Despite the valuable insights gained, our study has notable limitations. While commonly used for molecular validation of disease variants, the use of immortalised cell lines does not fully recapitulate the chromatin landscape of the in vivo state of primary cells/tissues. Moreover, these cells provide snapshots of cellular states under limited conditions and do not take into account possible temporal effects at loci over time. Incorporating multiple lines of evidence facilitates determination of causality of disease-relevant variants. Further comparative analyses under different physiological conditions may offer additional insights into gene expression programmes and expand the list of nominated genes. In our functional assays, while we successfully validated SMCO4 knockdown, we faced challenges in assaying SMCO4 protein knockdown via western blot due to the small size and negative charge of the protein. Further work is warranted to further clarify the function of SMCO4 in beta cells in the context of type 2 diabetes and related traits. In addition, we only assayed for functional consequences of putative effector genes in EndoC-BH1 cells. Future work could assay responsiveness to insulin via downstream molecular readouts and other physiological responses in SGBS and HepG2 cells.

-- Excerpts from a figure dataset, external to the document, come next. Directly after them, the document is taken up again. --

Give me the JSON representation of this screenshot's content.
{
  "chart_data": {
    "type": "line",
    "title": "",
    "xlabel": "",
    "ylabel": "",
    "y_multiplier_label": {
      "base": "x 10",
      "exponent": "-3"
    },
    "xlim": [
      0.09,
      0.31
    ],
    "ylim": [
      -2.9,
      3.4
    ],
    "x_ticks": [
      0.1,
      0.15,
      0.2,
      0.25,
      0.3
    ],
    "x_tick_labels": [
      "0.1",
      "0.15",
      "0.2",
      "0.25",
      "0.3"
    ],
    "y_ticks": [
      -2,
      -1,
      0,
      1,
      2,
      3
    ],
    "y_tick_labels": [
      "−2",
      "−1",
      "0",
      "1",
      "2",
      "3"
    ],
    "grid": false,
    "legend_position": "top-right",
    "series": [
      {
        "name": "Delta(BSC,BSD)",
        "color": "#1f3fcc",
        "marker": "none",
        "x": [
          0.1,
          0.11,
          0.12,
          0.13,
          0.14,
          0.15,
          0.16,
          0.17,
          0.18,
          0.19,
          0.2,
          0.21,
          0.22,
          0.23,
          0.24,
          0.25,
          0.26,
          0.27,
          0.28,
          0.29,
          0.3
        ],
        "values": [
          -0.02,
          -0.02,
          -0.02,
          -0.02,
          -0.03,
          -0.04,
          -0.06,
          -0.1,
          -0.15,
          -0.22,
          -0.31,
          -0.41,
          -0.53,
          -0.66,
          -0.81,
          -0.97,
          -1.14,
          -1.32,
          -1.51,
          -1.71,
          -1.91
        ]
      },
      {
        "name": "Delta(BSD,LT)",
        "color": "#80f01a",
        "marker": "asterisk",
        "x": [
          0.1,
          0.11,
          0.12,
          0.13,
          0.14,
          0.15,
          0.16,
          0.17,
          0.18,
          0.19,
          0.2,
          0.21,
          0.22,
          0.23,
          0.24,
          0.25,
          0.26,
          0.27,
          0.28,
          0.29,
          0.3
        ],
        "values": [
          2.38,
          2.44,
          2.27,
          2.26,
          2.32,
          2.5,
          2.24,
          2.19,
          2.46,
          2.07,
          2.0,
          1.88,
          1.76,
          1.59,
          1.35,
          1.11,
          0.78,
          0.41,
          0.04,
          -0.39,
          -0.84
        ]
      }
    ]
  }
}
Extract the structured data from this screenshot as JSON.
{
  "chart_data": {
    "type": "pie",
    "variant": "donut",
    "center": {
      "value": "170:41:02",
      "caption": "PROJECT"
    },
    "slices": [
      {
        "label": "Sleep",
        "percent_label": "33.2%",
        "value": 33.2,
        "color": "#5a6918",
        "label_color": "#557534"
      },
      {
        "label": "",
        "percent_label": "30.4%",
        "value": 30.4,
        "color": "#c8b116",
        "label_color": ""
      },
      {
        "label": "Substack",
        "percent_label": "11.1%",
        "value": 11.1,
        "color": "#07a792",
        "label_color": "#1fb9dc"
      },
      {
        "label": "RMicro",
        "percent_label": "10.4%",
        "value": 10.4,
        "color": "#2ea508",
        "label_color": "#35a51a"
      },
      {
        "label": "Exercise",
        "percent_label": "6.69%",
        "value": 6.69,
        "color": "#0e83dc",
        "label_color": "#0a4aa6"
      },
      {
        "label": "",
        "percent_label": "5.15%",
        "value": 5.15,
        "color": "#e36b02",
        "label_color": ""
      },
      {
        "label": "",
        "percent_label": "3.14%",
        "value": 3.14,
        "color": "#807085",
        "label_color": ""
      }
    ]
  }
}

The combined results from our V2G mapping analyses present potential targets for further validation and functional assessment in cellular models, especially when combined with other orthogonal datasets available in the public domain. Additional work is necessary to determine whether these observations represent true cases of pleiotropy. Our datasets were generated to capture the ‘normal context’ of disease-associated susceptibility variants before the disease induces thousands of non-causal changes after onset. However, it has been proposed that some SNPs may act by retethering regulatory elements to ectopic target genes to contribute to disease [44]. High-throughput functional validation methods, such as Perturb-seq, may offer insights into how eQTLs, chromatin conformation and other data contribute to effector gene nominations. Future studies focused on highlighting the dynamic nature of enhancers in a variety of cellular states and disease contexts are warranted, as well as comparing the 3D architecture of larger cohorts with diverse genetic backgrounds, in order to clarify how generalised this model is in shedding light on the genomic aetiology of common metabolic disease pathogenesis.